Massive Losses

It's a threat people can see from a mile away but still, the news is quite shocking. Andrew Baird, a researcher at James Cook University has reported that warm seas around Australia's Great Barrier Reef are causing coral to die out. One stretch of coral that measures 700-km (435 miles) long has already been depleted by two-thirds.

The map, detailing coral loss on Great Barrier Reef, shows how mortality varies enormously from north to south. Credit: ARC Centre of Excellence for Coral Reef Studies

It's now being called the biggest die-off within the Great Barrier Reef system. "The coral is essentially cooked," said Baird on a telephone interview with Reuters. The coral in the area has experienced massive bleaching caused by rising sea temperatures. This rise forces the corals to expel algae causing it to calcify and turn white.

A media release from the ARC Centre of Excellence for Coral Reef Studies reports 67 percent of shallow-water coral along the northern areas in the Great Barrier Reef has been lost.

A Global Threat

The death of the coral threatens the area's tourism industry, which employs more than 700,000 people and brings in $5 billion annually. The good news, according to scientists, is that most of the southern area of the reef has fared better, with losses limited to just one percent of the area. Craig Stephen, a manager of one of the reef's tourist operations says, “the patchiness of the bleaching means that we can still provide our customers with a world-class coral reef experience by taking them to reefs that are still in top condition.”

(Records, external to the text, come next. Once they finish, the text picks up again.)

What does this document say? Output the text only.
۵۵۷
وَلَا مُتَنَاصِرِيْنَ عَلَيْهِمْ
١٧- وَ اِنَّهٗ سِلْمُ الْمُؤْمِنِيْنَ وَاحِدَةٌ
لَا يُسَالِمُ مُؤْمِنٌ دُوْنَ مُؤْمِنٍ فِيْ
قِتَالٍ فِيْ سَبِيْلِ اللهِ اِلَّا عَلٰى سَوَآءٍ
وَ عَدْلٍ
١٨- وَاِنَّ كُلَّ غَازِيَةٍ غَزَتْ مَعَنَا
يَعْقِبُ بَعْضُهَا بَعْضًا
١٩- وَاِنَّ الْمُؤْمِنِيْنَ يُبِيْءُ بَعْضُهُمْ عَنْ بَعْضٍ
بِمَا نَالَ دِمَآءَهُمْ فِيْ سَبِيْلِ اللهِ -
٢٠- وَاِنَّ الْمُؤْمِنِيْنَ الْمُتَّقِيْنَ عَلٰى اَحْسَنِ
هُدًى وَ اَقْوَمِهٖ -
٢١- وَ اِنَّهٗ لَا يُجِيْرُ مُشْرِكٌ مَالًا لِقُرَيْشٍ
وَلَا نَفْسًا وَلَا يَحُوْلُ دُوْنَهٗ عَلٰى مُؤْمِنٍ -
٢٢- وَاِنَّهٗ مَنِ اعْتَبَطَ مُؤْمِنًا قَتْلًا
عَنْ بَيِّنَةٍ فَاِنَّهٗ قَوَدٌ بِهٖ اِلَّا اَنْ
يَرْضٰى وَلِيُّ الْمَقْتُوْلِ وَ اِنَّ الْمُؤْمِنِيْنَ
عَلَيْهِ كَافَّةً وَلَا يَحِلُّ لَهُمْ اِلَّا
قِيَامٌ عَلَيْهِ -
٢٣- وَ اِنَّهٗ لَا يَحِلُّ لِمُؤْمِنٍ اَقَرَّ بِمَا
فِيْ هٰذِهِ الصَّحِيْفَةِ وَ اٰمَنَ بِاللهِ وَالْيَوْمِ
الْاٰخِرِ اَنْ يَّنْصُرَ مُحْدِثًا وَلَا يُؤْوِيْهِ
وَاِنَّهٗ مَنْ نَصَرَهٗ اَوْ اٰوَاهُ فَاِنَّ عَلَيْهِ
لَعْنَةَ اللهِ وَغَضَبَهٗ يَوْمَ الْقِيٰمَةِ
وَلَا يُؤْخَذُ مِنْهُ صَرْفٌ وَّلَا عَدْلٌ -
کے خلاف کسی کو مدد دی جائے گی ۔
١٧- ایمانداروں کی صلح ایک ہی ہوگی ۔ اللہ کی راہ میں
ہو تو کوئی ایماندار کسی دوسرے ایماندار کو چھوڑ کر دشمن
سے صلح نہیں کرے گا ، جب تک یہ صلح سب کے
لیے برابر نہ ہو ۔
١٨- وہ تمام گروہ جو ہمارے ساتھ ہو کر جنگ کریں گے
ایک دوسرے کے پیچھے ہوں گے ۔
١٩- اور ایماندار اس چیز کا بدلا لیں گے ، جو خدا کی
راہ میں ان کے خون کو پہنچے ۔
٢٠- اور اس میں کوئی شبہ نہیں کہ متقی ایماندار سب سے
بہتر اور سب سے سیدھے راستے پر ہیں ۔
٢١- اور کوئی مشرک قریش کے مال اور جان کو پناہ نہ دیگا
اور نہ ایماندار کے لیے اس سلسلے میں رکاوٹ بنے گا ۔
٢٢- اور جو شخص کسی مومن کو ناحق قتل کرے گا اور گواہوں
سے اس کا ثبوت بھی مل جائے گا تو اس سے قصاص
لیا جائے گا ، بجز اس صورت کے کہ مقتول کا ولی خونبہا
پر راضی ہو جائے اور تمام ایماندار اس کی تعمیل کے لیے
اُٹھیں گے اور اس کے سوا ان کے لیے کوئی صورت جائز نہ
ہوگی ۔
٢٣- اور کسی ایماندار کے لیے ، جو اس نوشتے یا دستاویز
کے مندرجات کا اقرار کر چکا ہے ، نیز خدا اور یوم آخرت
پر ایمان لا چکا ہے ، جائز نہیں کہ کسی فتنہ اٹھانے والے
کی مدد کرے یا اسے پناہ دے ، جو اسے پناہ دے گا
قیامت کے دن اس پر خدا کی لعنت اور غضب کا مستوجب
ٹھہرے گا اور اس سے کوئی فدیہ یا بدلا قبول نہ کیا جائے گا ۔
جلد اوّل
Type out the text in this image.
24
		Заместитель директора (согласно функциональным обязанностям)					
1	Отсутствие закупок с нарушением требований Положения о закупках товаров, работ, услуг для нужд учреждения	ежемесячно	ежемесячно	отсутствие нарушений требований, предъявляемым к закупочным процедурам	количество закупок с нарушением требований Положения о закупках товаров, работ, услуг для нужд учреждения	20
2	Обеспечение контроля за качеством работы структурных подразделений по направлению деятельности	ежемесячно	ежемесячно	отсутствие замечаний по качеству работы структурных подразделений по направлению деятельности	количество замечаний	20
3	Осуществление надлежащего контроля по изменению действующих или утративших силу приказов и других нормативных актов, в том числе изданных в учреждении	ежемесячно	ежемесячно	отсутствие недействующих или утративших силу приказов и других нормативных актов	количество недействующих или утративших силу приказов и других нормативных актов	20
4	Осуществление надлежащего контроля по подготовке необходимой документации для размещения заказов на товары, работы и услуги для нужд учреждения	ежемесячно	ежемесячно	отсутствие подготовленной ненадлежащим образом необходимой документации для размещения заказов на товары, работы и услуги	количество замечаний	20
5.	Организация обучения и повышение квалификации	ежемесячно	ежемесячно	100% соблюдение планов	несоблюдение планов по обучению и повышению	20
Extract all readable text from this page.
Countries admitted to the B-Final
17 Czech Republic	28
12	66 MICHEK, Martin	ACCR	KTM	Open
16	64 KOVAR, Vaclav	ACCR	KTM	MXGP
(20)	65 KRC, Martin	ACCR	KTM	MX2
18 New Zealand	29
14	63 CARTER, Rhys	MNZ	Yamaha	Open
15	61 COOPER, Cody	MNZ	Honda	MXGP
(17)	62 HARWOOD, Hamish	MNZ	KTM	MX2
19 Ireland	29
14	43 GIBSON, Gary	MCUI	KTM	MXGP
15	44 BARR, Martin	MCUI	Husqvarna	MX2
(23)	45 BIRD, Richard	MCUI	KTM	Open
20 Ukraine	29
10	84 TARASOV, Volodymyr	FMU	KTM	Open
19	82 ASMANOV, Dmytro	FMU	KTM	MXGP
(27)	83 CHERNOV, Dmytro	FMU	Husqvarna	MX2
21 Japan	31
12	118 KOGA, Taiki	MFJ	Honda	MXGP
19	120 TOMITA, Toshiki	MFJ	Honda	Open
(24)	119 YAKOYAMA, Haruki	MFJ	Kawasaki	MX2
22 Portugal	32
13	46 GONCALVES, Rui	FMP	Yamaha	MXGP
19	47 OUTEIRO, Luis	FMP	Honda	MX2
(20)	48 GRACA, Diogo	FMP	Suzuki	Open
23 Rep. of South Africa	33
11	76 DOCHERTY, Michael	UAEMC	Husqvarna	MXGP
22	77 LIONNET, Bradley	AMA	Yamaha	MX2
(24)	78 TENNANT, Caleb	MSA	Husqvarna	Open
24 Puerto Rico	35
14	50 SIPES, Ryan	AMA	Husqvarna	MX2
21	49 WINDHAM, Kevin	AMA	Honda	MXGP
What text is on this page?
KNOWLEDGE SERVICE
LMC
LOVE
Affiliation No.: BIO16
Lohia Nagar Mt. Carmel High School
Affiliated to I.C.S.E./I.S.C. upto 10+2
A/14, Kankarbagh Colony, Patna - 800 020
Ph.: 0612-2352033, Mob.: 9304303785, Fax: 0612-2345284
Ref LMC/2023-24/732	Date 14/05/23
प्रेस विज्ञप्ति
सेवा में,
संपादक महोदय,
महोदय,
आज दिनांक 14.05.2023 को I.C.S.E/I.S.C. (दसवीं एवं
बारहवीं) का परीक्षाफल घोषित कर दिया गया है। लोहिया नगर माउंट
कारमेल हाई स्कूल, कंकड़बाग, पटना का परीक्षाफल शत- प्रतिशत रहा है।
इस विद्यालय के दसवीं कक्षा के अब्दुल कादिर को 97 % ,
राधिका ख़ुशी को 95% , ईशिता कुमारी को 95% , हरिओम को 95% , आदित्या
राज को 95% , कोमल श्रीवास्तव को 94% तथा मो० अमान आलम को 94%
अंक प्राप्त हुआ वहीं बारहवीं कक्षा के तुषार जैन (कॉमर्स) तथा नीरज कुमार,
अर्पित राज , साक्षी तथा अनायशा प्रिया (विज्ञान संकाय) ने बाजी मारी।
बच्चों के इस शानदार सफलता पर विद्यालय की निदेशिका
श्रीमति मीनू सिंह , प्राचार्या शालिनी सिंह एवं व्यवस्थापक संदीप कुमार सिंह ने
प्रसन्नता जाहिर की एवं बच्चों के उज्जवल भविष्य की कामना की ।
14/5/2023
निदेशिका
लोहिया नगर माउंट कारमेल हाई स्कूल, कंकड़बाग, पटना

The die-off of the corals may be temporary though, as the Great Barrier Reef could still recover once the sea temperatures return to normal levels. Scientists estimate a 5-10 year recovery period for that area barring another bleaching event.

The Paris Agreement hopes to solve this by having countries lessen their carbon emissions that contribute to the rising temperatures in the world. It's a crucial measure for the Great Barrier Reef, as scientists warn that climate change may stifle the reef's ability to repair itself.